Merci de rétablir les faits
Il faut voir l’extrême cruauté de la vie sauvage pour en conclure que les animaux sont bien plus heureux dans nos parcs animaliers, où ils ne se font pas manger tout vifs par d’autres espèces. Allez demander aux gnous et aux zèbres s’ils sont heureux d’être constamment pourchassés par les lions et les hyènes dans la savane !
Il est évident que des animaux nés en captivité ne peuvent être relâchés dans la nature. Si je comprends bien, il n’y aura plus de spectacles d’animaux dans les cirques. Je ne pense pas que ces animaux aient été maltraités du moins pas plus que certains chiens qui ont le malheur de tomber dans des mains de sadique.
Les écolos pastèques ruissellent de bons sentiments mais n’ont pas d’eux neurones pour réfléchir. Ils sont plus dangereux et destructeurs que ceux qu’ils s’imaginent combattre car en réalité il ne connaissent rien au réel qui ne ressemble pas à leur monde bisounours imaginaire
Éthique de conviction contre éthique de responsabilité. A chaque fois que la première l’emporte sur la seconde le résultat est catastrophique. Une fois de plus Max Weber a raison.
Qui paie l’entretien des animaux et de leurs bonnes conditions de vie ?

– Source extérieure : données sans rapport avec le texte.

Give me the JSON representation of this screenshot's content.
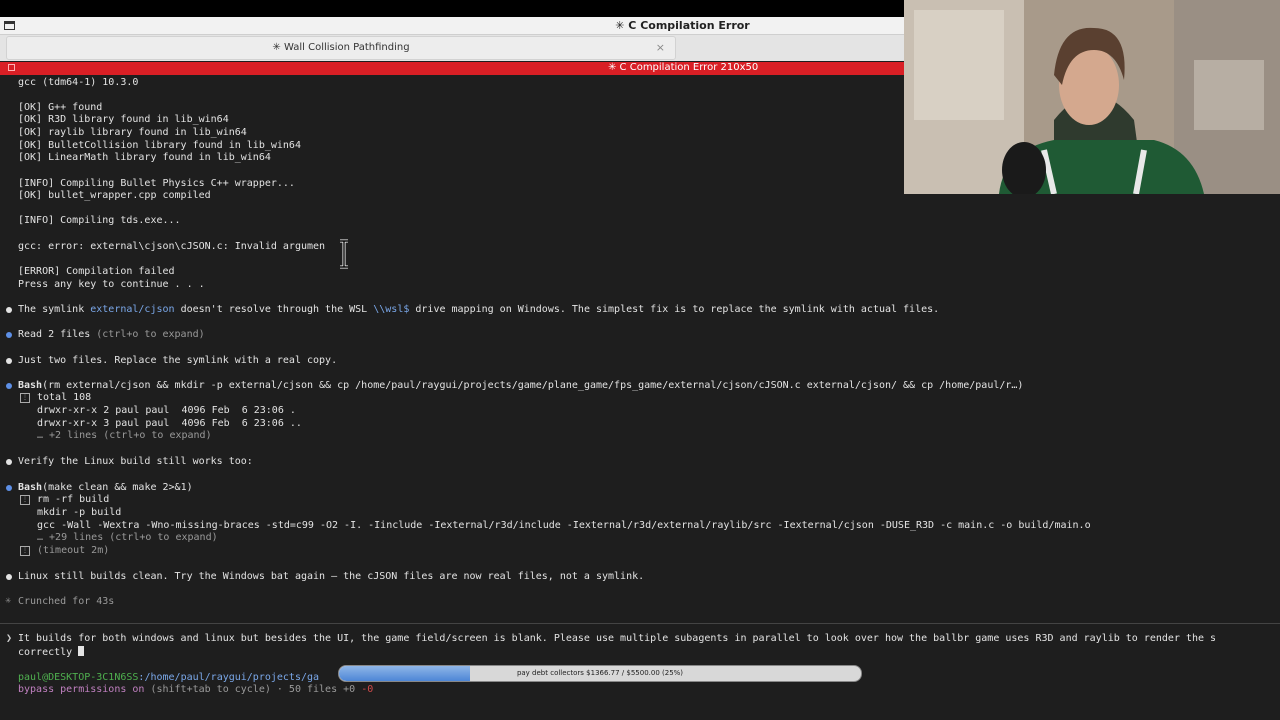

Créer un parc de semi liberté pour ces orques et dauphins où il pourront évoluer comme en liberté mais aidés, protégés, sans rebords de piscine mais des filets et beaucoup d’espace. Pourquoi ne pas le faire au lieu de perdre du temps avec de fausses solutions qui ne règlent rien ?
Qui paye, et jusqu’à quand ?
Salut Richard!
Monsieur Dombreval s’il était vétérinaire il serait dans son cabinet en train de soigner des animaux, tout comme Larcher qui était pourtant un bon vétérinaire avec une certaine renommée. S’ils sont entrés en politique c’est qu’ils n’avaient pas leur métier chevillé au corps, alors de là à penser qu’il a préféré la politique aux orques il n’y a pas loin.